- Born: 1948 Dublin, Ireland
- Died: 24 October 2021 (aged 73) Kent, England
- Other name: The Coach
- Criminal status: Served remainder of sentence and released from Highpoint Prison in September 2012
- Criminal penalty: Bearer bond fraud, UK: 7 years Prostitution, Ireland Drug smuggling, Money laundering, Ireland: confiscation of assets

= John Traynor (criminal) =

Irish criminal (1948–2021)

John "the Coach" Traynor (1948 – 24 October 2021) was a major Irish organized crime figure who was a both a longtime confidential source for Irish investigative journalist Veronica Guerin and a prime suspect in allegedly arranging her 1996 contract killing.

==Career==
Traynor was a central and important figure in the Dublin underworld. He had associations with the Irish National Liberation Army (INLA).

He initially worked with Martin Cahill's gang and eventually owned a derelict shop building that Cahill formerly owned in Arbour Hill. During the Garda Síochána investigation into Cahill's 1986 theft of the Beit-collection paintings from Russborough House, Blessington, County Wicklow, detectives believed that the paintings were stored for a time at Arbour Hill.

He transferred his allegiance to fellow former Cahill gang member, John Gilligan. He also associated with Gilligan gang members, Brian Meehan and Patrick Holland.
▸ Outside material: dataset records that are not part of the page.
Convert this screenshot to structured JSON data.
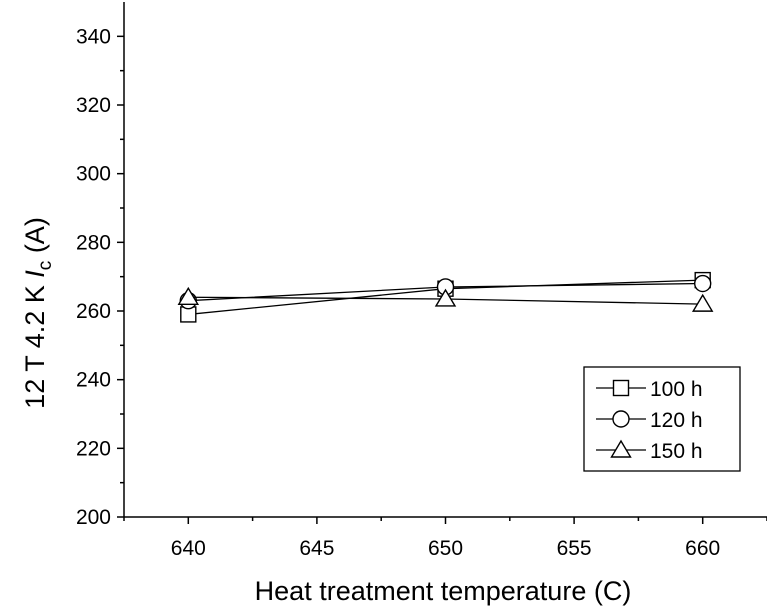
{
  "chart_data": {
    "type": "line",
    "title": "",
    "xlabel": "Heat treatment temperature (C)",
    "ylabel": {
      "prefix": "12 T 4.2 K ",
      "symbol": "I",
      "subscript": "c",
      "suffix": " (A)"
    },
    "xlim": [
      637.5,
      662.5
    ],
    "ylim": [
      200,
      350
    ],
    "xticks": [
      640,
      645,
      650,
      655,
      660
    ],
    "yticks": [
      200,
      220,
      240,
      260,
      280,
      300,
      320,
      340
    ],
    "grid": false,
    "legend_position": "bottom-right",
    "series": [
      {
        "name": "100 h",
        "marker": "square",
        "x": [
          640,
          650,
          660
        ],
        "y": [
          259,
          266.5,
          269
        ]
      },
      {
        "name": "120 h",
        "marker": "circle",
        "x": [
          640,
          650,
          660
        ],
        "y": [
          263,
          267,
          268
        ]
      },
      {
        "name": "150 h",
        "marker": "triangle",
        "x": [
          640,
          650,
          660
        ],
        "y": [
          264,
          263.5,
          262
        ]
      }
    ],
    "colors": {
      "line": "#000000",
      "marker_fill": "#ffffff",
      "background": "#ffffff"
    }
  }
}
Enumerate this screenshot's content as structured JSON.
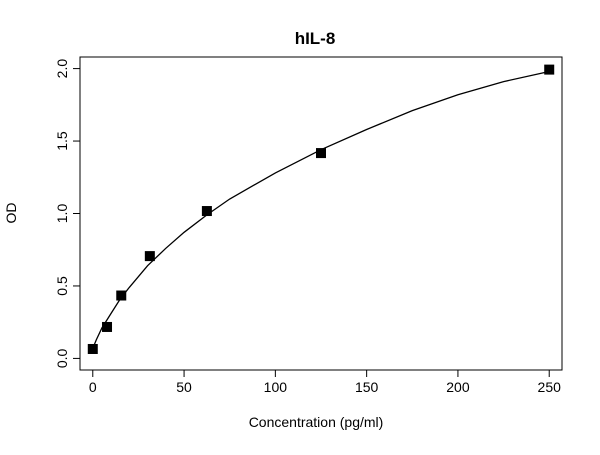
{
  "chart_data": {
    "type": "scatter",
    "title": "hIL-8",
    "xlabel": "Concentration (pg/ml)",
    "ylabel": "OD",
    "xlim": [
      -7,
      257
    ],
    "ylim": [
      -0.08,
      2.08
    ],
    "xticks": [
      0,
      50,
      100,
      150,
      200,
      250
    ],
    "xtick_labels": [
      "0",
      "50",
      "100",
      "150",
      "200",
      "250"
    ],
    "yticks": [
      0,
      0.5,
      1,
      1.5,
      2
    ],
    "ytick_labels": [
      "0.0",
      "0.5",
      "1.0",
      "1.5",
      "2.0"
    ],
    "grid": false,
    "series": [
      {
        "name": "standards",
        "kind": "points",
        "marker": "square",
        "color": "#000000",
        "x": [
          0,
          7.8,
          15.6,
          31.25,
          62.5,
          125,
          250
        ],
        "y": [
          0.065,
          0.217,
          0.434,
          0.706,
          1.017,
          1.417,
          1.993
        ]
      },
      {
        "name": "fit",
        "kind": "line",
        "color": "#000000",
        "x": [
          0,
          2,
          5,
          10,
          15,
          20,
          30,
          40,
          50,
          62.5,
          75,
          100,
          125,
          150,
          175,
          200,
          225,
          250
        ],
        "y": [
          0.07,
          0.13,
          0.21,
          0.31,
          0.41,
          0.49,
          0.64,
          0.76,
          0.87,
          0.99,
          1.1,
          1.28,
          1.44,
          1.58,
          1.71,
          1.82,
          1.91,
          1.98
        ]
      }
    ]
  }
}
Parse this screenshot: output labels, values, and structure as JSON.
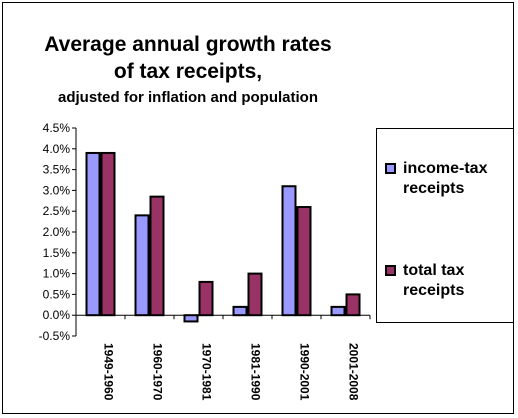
{
  "chart_data": {
    "type": "bar",
    "title": "Average annual growth rates",
    "title_line2": "of tax receipts,",
    "subtitle": "adjusted for inflation and population",
    "categories": [
      "1949-1960",
      "1960-1970",
      "1970-1981",
      "1981-1990",
      "1990-2001",
      "2001-2008"
    ],
    "series": [
      {
        "name": "income-tax receipts",
        "name_line1": "income-tax",
        "name_line2": "receipts",
        "color": "#9999ff",
        "values": [
          3.9,
          2.4,
          -0.15,
          0.2,
          3.1,
          0.2
        ]
      },
      {
        "name": "total tax receipts",
        "name_line1": "total tax",
        "name_line2": "receipts",
        "color": "#993366",
        "values": [
          3.9,
          2.85,
          0.8,
          1.0,
          2.6,
          0.5
        ]
      }
    ],
    "ylim": [
      -0.5,
      4.5
    ],
    "yticks": [
      "4.5%",
      "4.0%",
      "3.5%",
      "3.0%",
      "2.5%",
      "2.0%",
      "1.5%",
      "1.0%",
      "0.5%",
      "0.0%",
      "-0.5%"
    ],
    "xlabel": "",
    "ylabel": "",
    "grid": false,
    "legend_position": "right"
  }
}
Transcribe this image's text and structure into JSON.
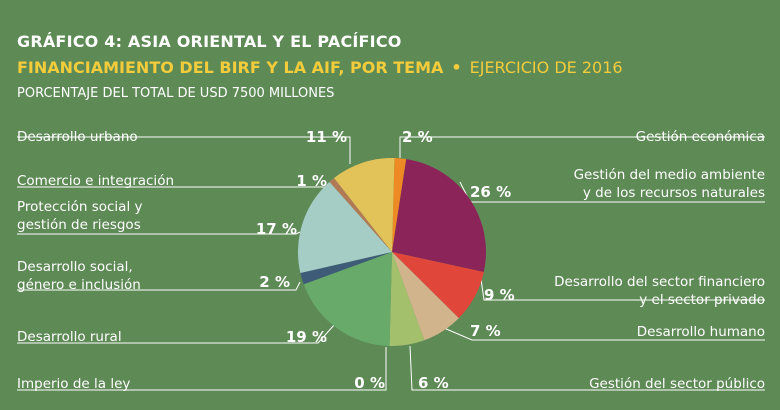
{
  "header": {
    "title": "GRÁFICO 4: ASIA ORIENTAL Y EL PACÍFICO",
    "subtitle": "FINANCIAMIENTO DEL BIRF Y LA AIF, POR TEMA",
    "separator": "•",
    "fiscal_year": "EJERCICIO DE 2016",
    "unit": "PORCENTAJE DEL TOTAL DE USD 7500 MILLONES"
  },
  "chart_data": {
    "type": "pie",
    "title": "GRÁFICO 4: ASIA ORIENTAL Y EL PACÍFICO",
    "subtitle": "FINANCIAMIENTO DEL BIRF Y LA AIF, POR TEMA • EJERCICIO DE 2016",
    "unit_label": "PORCENTAJE DEL TOTAL DE USD 7500 MILLONES",
    "slices": [
      {
        "label": "Gestión económica",
        "label_lines": [
          "Gestión económica"
        ],
        "value": 2,
        "pct_label": "2 %",
        "color": "#ee8a24"
      },
      {
        "label": "Gestión del medio ambiente y de los recursos naturales",
        "label_lines": [
          "Gestión del medio ambiente",
          "y de los recursos naturales"
        ],
        "value": 26,
        "pct_label": "26 %",
        "color": "#8a2459"
      },
      {
        "label": "Desarrollo del sector financiero y el sector privado",
        "label_lines": [
          "Desarrollo del sector financiero",
          "y el sector privado"
        ],
        "value": 9,
        "pct_label": "9 %",
        "color": "#e0473a"
      },
      {
        "label": "Desarrollo humano",
        "label_lines": [
          "Desarrollo humano"
        ],
        "value": 7,
        "pct_label": "7 %",
        "color": "#d2b48c"
      },
      {
        "label": "Gestión del sector público",
        "label_lines": [
          "Gestión del sector público"
        ],
        "value": 6,
        "pct_label": "6 %",
        "color": "#a3c06c"
      },
      {
        "label": "Imperio de la ley",
        "label_lines": [
          "Imperio de la ley"
        ],
        "value": 0,
        "pct_label": "0 %",
        "color": "#8ab45e"
      },
      {
        "label": "Desarrollo rural",
        "label_lines": [
          "Desarrollo rural"
        ],
        "value": 19,
        "pct_label": "19 %",
        "color": "#67aa6a"
      },
      {
        "label": "Desarrollo social, género e inclusión",
        "label_lines": [
          "Desarrollo social,",
          "género e inclusión"
        ],
        "value": 2,
        "pct_label": "2 %",
        "color": "#3e5c78"
      },
      {
        "label": "Protección social y gestión de riesgos",
        "label_lines": [
          "Protección social y",
          "gestión de riesgos"
        ],
        "value": 17,
        "pct_label": "17 %",
        "color": "#a6ccc6"
      },
      {
        "label": "Comercio e integración",
        "label_lines": [
          "Comercio e integración"
        ],
        "value": 1,
        "pct_label": "1 %",
        "color": "#b07a55"
      },
      {
        "label": "Desarrollo urbano",
        "label_lines": [
          "Desarrollo urbano"
        ],
        "value": 11,
        "pct_label": "11 %",
        "color": "#e2c35a"
      }
    ]
  }
}
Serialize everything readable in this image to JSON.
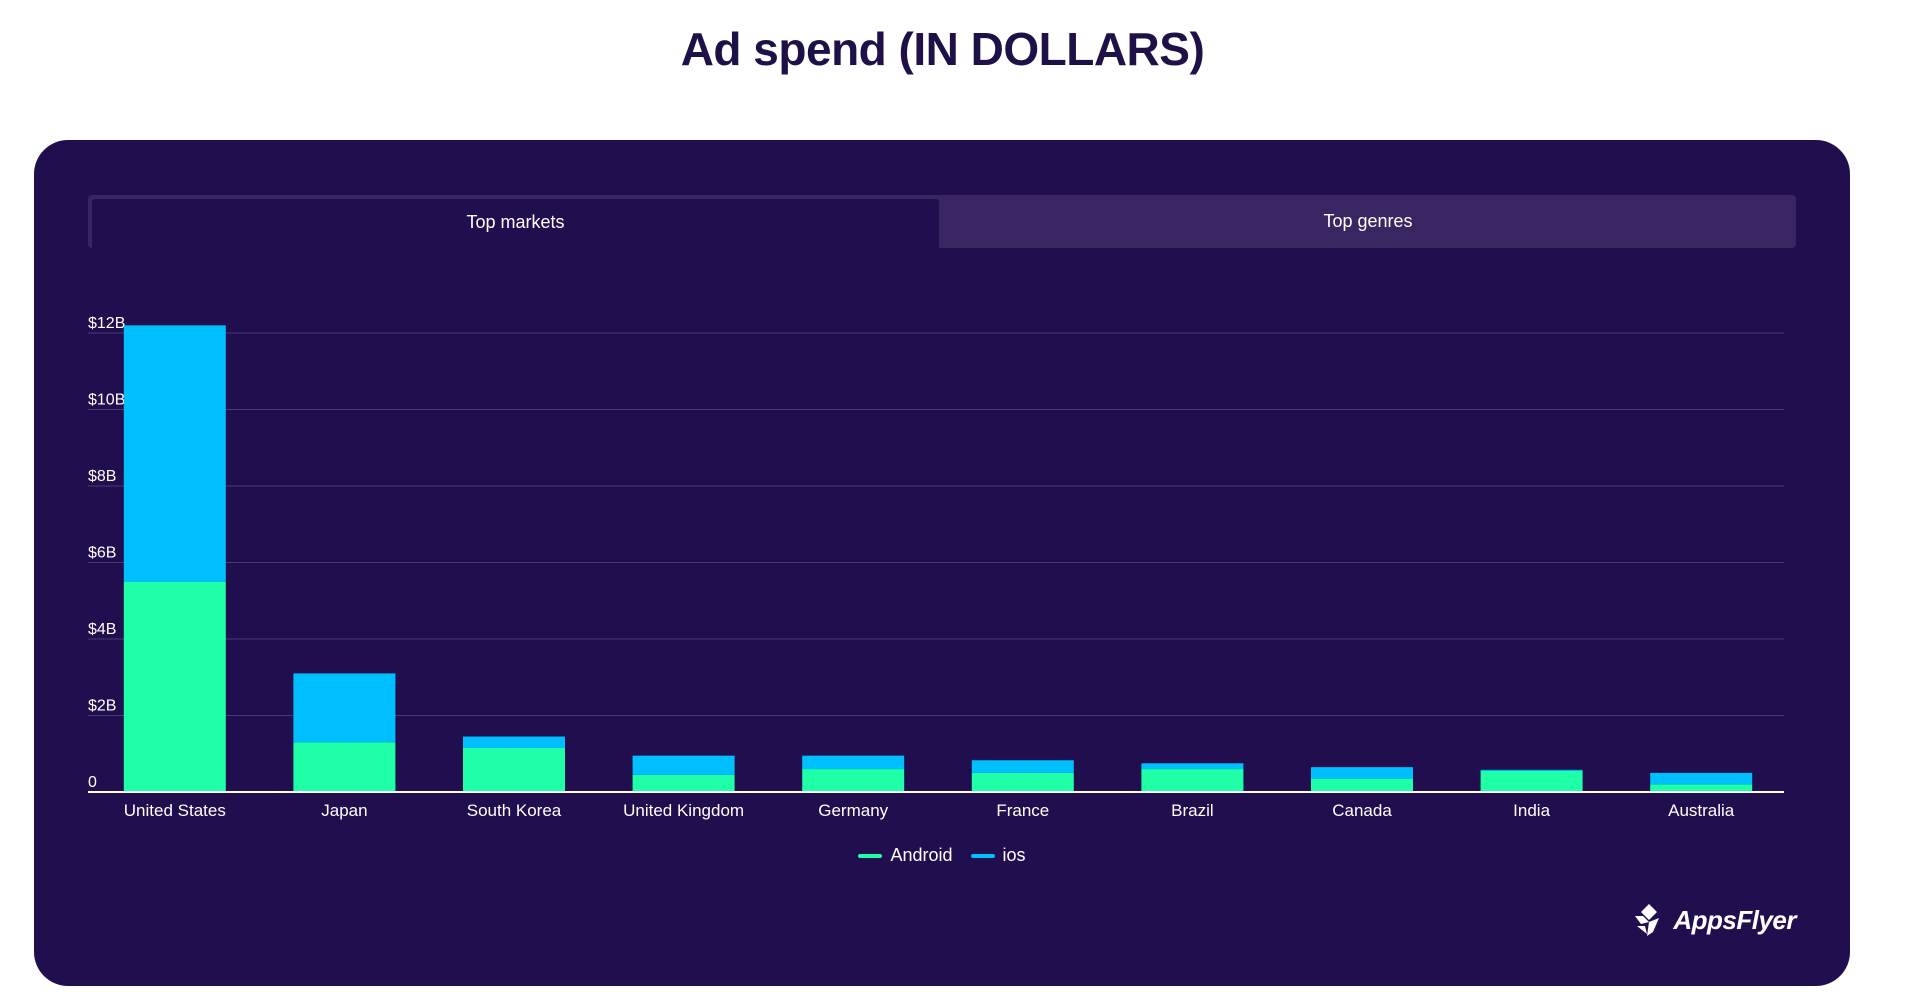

In 1992, he was arrested and convicted in England for his involvement in a scam involving bearer bonds stolen in the City bonds robbery. Jailed for seven years at HM Prison Highpoint North in Suffolk, Traynor was granted compassionate leave to visit his wife and children in Templeogue, but he never returned. Authorities in the UK eventually issued an international arrest warrant against Traynor.

===Veronica Guerin===

He returned to Gilligan's gang in Dublin and began building up a prostitution business based in a massage parlour. He also became a confidential source for journalist Guerin. On 30 January 1995, Traynor hired a gunman to shoot her in the leg at her home. At the time of her murder, in 1996, Traynor was seeking a High Court order against Guerin to prevent her from publishing a book about his involvement in organised crime.

Garda detectives believe that Traynor was involved in planning Guerin's murder. Gardaí believe that Traynor tipped off Gilligan about her whereabouts on the day she was murdered. According to later testimony by Gilligan, Traynor ordered the murder of Guerin without his knowledge or permission.

===First Netherlands arrest===
Traynor fled Ireland after Guerin was killed, initially to Portugal, and has never officially returned. He then moved across Europe, mainly between Spain and the Netherlands.

Arrested in 1997 with Brian Meehan, who drove the motorbike when Guerin was killed, he was later released without charge.

In the subsequent investigation by the Garda following Guerin's murder, Traynor was found to be involved in a wide variety of criminal enterprises. He was second in command to Gilligan, and the gang had operations from organising armed robberies to drug smuggling, embezzlement and prostitution. The Criminal Assets Bureau was later successful in the High Court, when a judgment mortgage was registered on the Arbour Hill shop, with the seizure of a significant portion of the disposal of a property owned by Traynor in Waterford.

===Second Netherlands arrest and incarceration===
On or around 22 August 2010, in a joint operation with the UK's Serious Organised Crime Agency, the Regiokorpsen (Dutch regional police) arrested Traynor in Amstelveen. After extradition, Traynor served the remainder of his sentence in medium security Highpoint Prison, where, after several heart attacks, he had to undergo a triple bypass. Traynor was released in September 2012 and was residing in a seaside town in Kent, as of 2013.

==Later life and death==
Traynor later moved to Kent, England where he received palliative care in a hospice after being diagnosed with terminal cancer. He died on the 24th of October 2021, at the age of 73.